The new film is something different to the Bollywood movies
that occasionally surface here. To start with, it has a different look. The
‘scope image is soft and the colour less brilliant suggesting a cut price
offering but the obvious budget limitations (small cast, a few real locations)
don’t inhibit the story-telling in a film which relies on the strength of its
subject and the appeal of its leads.
Rajkummar Rao is young and idealistic or is it egotistical
when we see him refuse the arranged marriage with a girl who is uneducated and
under age. As a reserve poll organiser, he is briefed on the scale and
importance of the upcoming national election and he queries the procedures for
dealing with the murderous Maoist insurgents bent on disturbing the vote. Sure
enough, when the regular poling officer is told he hasn’t been given a
metropolitan spot, he begs off (heart condition) and the unbending Rao is the
one sent into the remote jungle where the Marxists Nayals are rampant.
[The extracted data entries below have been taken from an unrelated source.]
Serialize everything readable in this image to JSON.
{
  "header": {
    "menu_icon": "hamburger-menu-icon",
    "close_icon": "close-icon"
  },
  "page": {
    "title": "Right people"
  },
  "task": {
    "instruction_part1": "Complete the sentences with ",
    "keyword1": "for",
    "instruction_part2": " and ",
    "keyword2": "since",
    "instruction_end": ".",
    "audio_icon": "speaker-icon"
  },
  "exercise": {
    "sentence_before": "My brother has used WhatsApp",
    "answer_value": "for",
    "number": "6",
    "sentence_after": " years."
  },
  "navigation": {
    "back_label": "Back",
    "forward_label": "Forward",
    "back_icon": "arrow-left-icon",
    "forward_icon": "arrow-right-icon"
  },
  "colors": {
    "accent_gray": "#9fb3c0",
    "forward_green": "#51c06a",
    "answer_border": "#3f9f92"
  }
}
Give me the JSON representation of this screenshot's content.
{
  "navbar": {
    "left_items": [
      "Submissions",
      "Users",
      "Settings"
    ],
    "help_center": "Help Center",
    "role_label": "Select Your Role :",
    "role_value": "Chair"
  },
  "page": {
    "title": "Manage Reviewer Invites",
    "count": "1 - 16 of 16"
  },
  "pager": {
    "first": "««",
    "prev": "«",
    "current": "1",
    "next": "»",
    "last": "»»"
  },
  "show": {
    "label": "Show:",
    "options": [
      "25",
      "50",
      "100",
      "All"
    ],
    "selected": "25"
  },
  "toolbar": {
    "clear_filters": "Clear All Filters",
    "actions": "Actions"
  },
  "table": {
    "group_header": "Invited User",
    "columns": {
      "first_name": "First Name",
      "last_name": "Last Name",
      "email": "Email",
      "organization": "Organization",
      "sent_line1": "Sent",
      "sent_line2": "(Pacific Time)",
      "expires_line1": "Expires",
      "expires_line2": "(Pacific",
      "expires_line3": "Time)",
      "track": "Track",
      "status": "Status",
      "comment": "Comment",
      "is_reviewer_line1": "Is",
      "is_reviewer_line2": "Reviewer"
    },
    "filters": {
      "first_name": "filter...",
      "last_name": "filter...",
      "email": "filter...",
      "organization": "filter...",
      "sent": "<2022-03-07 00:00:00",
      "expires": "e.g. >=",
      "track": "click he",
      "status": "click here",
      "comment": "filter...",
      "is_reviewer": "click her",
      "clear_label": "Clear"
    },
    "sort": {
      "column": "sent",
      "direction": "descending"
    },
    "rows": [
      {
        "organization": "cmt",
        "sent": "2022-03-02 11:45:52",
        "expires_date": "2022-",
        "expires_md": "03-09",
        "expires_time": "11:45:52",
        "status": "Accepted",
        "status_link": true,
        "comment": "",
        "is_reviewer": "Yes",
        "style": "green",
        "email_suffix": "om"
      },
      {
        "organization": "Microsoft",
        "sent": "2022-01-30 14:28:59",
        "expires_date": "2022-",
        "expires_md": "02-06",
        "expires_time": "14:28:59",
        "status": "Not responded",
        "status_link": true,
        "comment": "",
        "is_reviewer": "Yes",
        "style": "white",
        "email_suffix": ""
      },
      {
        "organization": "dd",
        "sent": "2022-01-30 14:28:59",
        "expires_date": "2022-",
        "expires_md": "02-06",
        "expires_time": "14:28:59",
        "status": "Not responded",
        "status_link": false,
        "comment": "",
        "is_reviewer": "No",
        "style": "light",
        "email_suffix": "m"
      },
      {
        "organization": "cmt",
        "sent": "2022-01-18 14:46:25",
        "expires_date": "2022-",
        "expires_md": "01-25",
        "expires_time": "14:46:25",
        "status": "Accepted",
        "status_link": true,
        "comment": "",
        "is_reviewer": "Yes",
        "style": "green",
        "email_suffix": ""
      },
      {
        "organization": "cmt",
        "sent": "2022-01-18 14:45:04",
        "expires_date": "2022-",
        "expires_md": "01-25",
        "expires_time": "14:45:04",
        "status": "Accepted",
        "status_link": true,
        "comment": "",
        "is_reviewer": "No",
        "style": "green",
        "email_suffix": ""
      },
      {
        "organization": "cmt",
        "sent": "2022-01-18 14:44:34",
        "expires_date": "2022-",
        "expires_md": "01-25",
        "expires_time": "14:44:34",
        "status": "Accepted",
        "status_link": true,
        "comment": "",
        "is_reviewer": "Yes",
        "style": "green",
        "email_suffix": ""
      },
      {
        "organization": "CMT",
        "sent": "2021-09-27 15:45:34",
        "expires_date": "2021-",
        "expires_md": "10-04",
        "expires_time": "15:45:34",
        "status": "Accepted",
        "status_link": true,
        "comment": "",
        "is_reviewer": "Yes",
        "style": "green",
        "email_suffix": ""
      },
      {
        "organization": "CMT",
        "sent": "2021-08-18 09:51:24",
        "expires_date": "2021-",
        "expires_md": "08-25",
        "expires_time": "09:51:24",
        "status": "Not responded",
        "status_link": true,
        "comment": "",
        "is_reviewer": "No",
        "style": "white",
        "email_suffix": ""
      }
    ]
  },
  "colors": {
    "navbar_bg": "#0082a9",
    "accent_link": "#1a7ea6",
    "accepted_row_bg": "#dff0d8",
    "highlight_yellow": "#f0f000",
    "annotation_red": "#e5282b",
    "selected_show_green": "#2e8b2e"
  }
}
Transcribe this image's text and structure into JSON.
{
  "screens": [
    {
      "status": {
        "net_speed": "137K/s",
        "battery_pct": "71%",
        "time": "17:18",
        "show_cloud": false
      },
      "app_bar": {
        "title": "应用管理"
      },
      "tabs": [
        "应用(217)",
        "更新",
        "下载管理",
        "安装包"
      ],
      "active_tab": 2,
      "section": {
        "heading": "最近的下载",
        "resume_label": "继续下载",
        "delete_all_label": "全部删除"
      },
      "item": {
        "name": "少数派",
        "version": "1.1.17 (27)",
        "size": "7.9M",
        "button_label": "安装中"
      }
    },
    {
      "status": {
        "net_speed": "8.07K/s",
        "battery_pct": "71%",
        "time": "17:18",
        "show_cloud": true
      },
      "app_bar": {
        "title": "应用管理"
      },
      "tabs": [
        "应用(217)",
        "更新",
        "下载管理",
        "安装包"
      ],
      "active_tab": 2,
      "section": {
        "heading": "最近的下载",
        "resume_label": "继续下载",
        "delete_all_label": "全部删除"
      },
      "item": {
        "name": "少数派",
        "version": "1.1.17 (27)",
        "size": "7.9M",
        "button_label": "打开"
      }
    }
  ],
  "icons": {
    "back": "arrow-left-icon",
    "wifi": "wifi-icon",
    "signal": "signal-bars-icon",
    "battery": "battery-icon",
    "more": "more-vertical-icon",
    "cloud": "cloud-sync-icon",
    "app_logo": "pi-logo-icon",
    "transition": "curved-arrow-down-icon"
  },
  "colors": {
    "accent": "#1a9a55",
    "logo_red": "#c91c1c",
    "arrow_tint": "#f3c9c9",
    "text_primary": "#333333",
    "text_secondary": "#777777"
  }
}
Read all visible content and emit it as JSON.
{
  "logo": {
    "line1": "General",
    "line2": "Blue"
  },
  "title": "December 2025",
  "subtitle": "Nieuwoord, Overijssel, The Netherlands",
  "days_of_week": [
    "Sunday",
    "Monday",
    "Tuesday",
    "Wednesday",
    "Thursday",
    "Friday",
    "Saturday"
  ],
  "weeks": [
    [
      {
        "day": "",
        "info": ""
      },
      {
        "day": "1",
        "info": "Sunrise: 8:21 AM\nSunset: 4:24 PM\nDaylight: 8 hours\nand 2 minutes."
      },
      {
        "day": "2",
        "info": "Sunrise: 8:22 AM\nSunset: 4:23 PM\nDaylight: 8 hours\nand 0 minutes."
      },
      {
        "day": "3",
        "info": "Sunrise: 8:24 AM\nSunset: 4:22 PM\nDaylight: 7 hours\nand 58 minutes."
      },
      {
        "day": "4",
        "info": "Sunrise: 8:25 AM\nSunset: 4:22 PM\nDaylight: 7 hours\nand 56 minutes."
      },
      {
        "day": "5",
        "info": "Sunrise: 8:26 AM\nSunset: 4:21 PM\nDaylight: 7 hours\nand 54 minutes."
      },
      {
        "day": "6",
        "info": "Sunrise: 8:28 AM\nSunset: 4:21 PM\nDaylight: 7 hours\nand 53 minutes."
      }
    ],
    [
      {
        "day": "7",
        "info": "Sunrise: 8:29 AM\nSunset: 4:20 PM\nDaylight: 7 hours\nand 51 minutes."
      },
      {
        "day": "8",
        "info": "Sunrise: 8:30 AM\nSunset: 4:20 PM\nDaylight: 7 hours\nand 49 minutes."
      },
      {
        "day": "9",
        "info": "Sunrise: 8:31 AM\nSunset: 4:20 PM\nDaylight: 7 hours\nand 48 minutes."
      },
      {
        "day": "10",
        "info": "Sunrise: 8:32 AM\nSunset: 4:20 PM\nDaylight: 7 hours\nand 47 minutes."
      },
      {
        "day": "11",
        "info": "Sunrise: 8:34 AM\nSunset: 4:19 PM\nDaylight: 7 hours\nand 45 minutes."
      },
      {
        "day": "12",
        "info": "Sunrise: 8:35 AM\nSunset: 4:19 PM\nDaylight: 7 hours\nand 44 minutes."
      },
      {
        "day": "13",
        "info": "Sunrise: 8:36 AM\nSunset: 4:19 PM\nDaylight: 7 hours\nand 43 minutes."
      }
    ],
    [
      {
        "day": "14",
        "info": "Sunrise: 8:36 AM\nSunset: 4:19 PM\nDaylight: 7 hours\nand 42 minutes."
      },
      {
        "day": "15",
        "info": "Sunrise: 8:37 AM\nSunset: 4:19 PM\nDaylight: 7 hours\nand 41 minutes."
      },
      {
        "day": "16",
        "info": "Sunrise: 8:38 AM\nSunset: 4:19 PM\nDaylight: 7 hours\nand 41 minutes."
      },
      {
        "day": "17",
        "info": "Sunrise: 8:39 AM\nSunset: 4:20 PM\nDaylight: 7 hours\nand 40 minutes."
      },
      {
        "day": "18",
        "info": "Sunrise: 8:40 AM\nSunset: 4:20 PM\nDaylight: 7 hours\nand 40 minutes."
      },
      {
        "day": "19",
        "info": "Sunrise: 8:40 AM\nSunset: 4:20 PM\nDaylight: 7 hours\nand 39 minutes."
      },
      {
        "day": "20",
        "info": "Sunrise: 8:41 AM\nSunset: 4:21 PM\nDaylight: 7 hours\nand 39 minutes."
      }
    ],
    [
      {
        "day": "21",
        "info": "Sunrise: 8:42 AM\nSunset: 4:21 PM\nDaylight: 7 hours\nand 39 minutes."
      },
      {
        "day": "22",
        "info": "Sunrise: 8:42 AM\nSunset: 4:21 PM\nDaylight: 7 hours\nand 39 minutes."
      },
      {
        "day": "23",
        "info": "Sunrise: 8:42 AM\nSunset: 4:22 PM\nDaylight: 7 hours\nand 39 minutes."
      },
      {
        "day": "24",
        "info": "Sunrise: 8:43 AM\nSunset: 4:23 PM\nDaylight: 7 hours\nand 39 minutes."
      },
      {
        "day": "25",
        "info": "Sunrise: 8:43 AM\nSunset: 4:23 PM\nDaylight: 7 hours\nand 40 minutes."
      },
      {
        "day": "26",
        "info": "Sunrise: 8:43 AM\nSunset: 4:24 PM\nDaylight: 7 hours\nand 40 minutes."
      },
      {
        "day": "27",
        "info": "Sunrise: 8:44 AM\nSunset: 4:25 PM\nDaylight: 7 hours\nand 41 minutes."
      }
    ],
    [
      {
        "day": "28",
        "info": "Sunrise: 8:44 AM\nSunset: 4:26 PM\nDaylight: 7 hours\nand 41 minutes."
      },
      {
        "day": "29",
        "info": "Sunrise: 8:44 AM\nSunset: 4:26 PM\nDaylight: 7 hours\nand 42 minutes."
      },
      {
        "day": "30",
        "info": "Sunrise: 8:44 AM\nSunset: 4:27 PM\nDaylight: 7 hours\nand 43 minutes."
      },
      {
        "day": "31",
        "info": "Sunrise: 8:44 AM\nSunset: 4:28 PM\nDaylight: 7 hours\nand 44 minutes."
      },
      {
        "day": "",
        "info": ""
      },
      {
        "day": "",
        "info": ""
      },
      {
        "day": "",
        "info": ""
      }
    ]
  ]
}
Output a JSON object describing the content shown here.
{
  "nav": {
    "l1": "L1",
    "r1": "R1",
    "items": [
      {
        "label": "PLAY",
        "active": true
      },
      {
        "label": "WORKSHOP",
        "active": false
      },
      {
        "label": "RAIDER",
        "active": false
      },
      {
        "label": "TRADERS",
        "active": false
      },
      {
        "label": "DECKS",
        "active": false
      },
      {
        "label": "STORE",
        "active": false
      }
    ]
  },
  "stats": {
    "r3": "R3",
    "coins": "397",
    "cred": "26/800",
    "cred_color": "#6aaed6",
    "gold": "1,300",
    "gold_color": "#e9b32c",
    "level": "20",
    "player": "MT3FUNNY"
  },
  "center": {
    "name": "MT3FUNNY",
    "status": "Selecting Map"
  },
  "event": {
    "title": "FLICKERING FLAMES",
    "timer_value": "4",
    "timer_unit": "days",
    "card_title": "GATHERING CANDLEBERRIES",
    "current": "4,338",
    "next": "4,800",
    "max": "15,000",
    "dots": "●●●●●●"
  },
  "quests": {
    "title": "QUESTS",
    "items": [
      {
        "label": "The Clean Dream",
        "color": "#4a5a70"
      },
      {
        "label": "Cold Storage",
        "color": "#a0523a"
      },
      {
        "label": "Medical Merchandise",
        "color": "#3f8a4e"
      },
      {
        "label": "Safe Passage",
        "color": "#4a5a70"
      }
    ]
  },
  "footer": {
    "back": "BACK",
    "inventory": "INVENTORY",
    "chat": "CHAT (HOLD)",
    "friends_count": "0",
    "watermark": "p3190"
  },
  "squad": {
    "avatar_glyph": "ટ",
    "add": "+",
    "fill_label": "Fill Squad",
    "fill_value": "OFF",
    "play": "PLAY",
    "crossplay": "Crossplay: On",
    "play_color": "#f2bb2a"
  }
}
We’ve
already seen a candidate gunned down fresh from promising every child a laptop
and a cell phone.
Rao heads a less than stellar team arriving at an outpost
commanded by officer Pankaj Tripathi who urges them to just fill in the paper
work and forget about the idea. He has to be threatened with a written
complaint to make him head up the security team taking the pollsters to their
designated station, which proves to be a ruin in a burned out village - one the
army has pacified. Promising new star Anjali Patil joins them and goes about
the task wearing her bright Sari while Rao’s lot have been got up in camouflage
flack jackets and steel helmets.
Despite obstacles that include the fact that the handful of
locals they have come to record have no idea what the election - or any election
- is about, Rao pursues his task, working up to a confrontation with the
military guides. A weak coda damages conviction.
The film weaves between significance, comedy and tension with
the odd flourish like a montage of shots of the real candidates who are
represented only by symbols on the voting chart. It’s not all that compelling
but it does raise a serious issue in a manner we haven’t seen before and has
novelty value to paste over its shortcomings.